The dynamic of contrast agent and surrounding fluid in the vicinity of a wall for sonoporation

TL;DR

This study models the behavior of contrast microbubbles near a cell-like wall under ultrasound, analyzing how their collapse generates shear stress that can perforate cell membranes, using boundary element simulations with different encapsulation models.

Contribution

It introduces a boundary element method simulation of contrast microbubble dynamics near a rigid wall, comparing viscoelastic and Marmottant models for encapsulation effects.

Findings

Microbubbles form high-velocity microjets towards the wall.

Shear stress on the wall depends on microbubble parameters.
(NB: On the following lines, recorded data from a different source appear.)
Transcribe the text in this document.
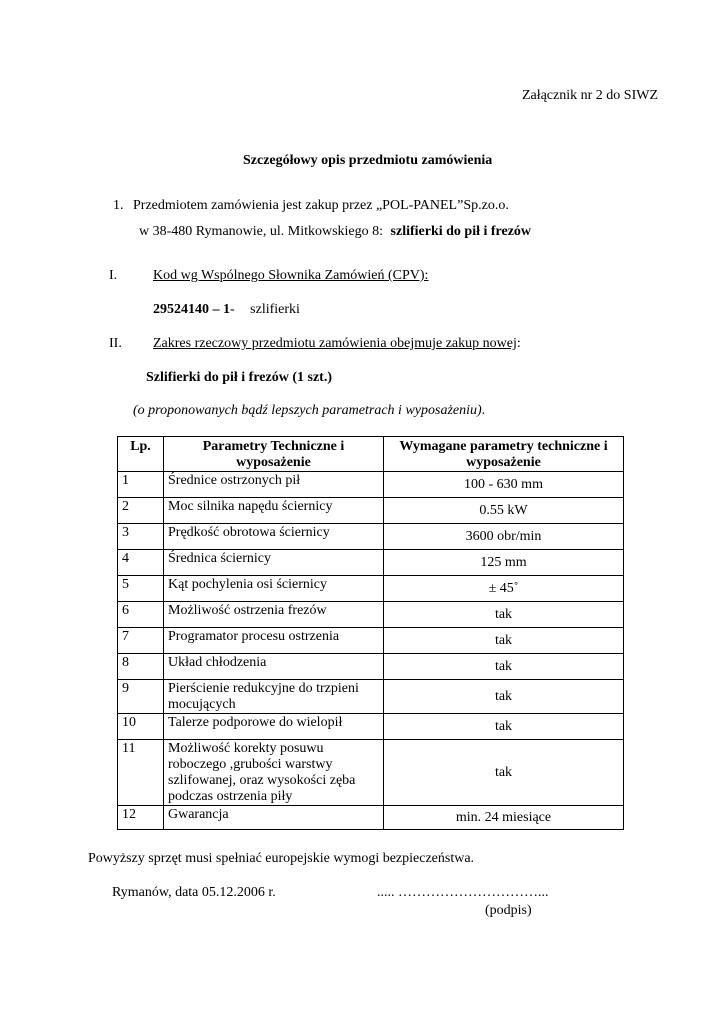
Załącznik nr 2 do SIWZ
Szczegółowy opis przedmiotu zamówienia
1. Przedmiotem zamówienia jest zakup przez „POL-PANEL”Sp.zo.o.
w 38-480 Rymanowie, ul. Mitkowskiego 8: szlifierki do pił i frezów
I.	Kod wg Wspólnego Słownika Zamówień (CPV):
29524140 – 1- szlifierki
II. Zakres rzeczowy przedmiotu zamówienia obejmuje zakup nowej:
Szlifierki do pił i frezów (1 szt.)
(o proponowanych bądź lepszych parametrach i wyposażeniu).
Lp.	Parametry Techniczne i wyposażenie	Wymagane parametry techniczne i wyposażenie
1	Średnice ostrzonych pił	100 - 630 mm
2	Moc silnika napędu ściernicy	0.55 kW
3	Prędkość obrotowa ściernicy	3600 obr/min
4	Średnica ściernicy	125 mm
5	Kąt pochylenia osi ściernicy	± 45˚
6	Możliwość ostrzenia frezów	tak
7	Programator procesu ostrzenia	tak
8	Układ chłodzenia	tak
9	Pierścienie redukcyjne do trzpieni mocujących	tak
10	Talerze podporowe do wielopił	tak
11	Możliwość korekty posuwu roboczego ,grubości warstwy szlifowanej, oraz wysokości zęba podczas ostrzenia piły	tak
12	Gwarancja	min. 24 miesiące
Powyższy sprzęt musi spełniać europejskie wymogi bezpieczeństwa.
Rymanów, data 05.12.2006 r.	..... …………………………...
(podpis)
Encapsulation models influence microbubble collapse behavior.

Abstract

Contrast microbubbles (contrast agents) were initially developed to increase the contrast of the image in ultrasound imaging. These microbubbles consist of a gas core encapsulated by a layer of protein or lipid to stabilize them against early dissolution in the bloodstream. Contrast agents, in the presence of ultrasound, can also help facilitate the uptake of drugs and genes in to desired cells through the process called sonoporation. Sonoporation is the temporarily rupture of cell membranes in the presence of ultrasound. In this work, we have studied the contrast agent near a rigid wall (assumed as a cell membrane with high elastic modulus) in the presence of ultrasound using boundary element method. The contrast agent forms non-symmetrical high velocity microjet at the last stage of the collapse phase. The microjet and the adjacent surrounding fluid move toward the rigid wall with a very high velocity. This high velocity fluid impinges the wall and spreads radially along it. This will generate high velocity gradient on the wall which gives rise to shear stress resulting in the perforation of cell membrane. The encapsulation of the microbubble can be assumed as an interface with an infinitesimal thickness. There are several models to simulate the interface. In this study, the encapsulation is simulated with two models; viscoelastic model with exponentially varying elasticity (EEM) and Marmottant model. In this research, we have studied the effect of different parameters on the dynamics of the contrast microbubble, the induced shear stress on the wall due to its collapse, and the velocity and pressure fields surrounding the contrast microbubble, to better understand sonoporation.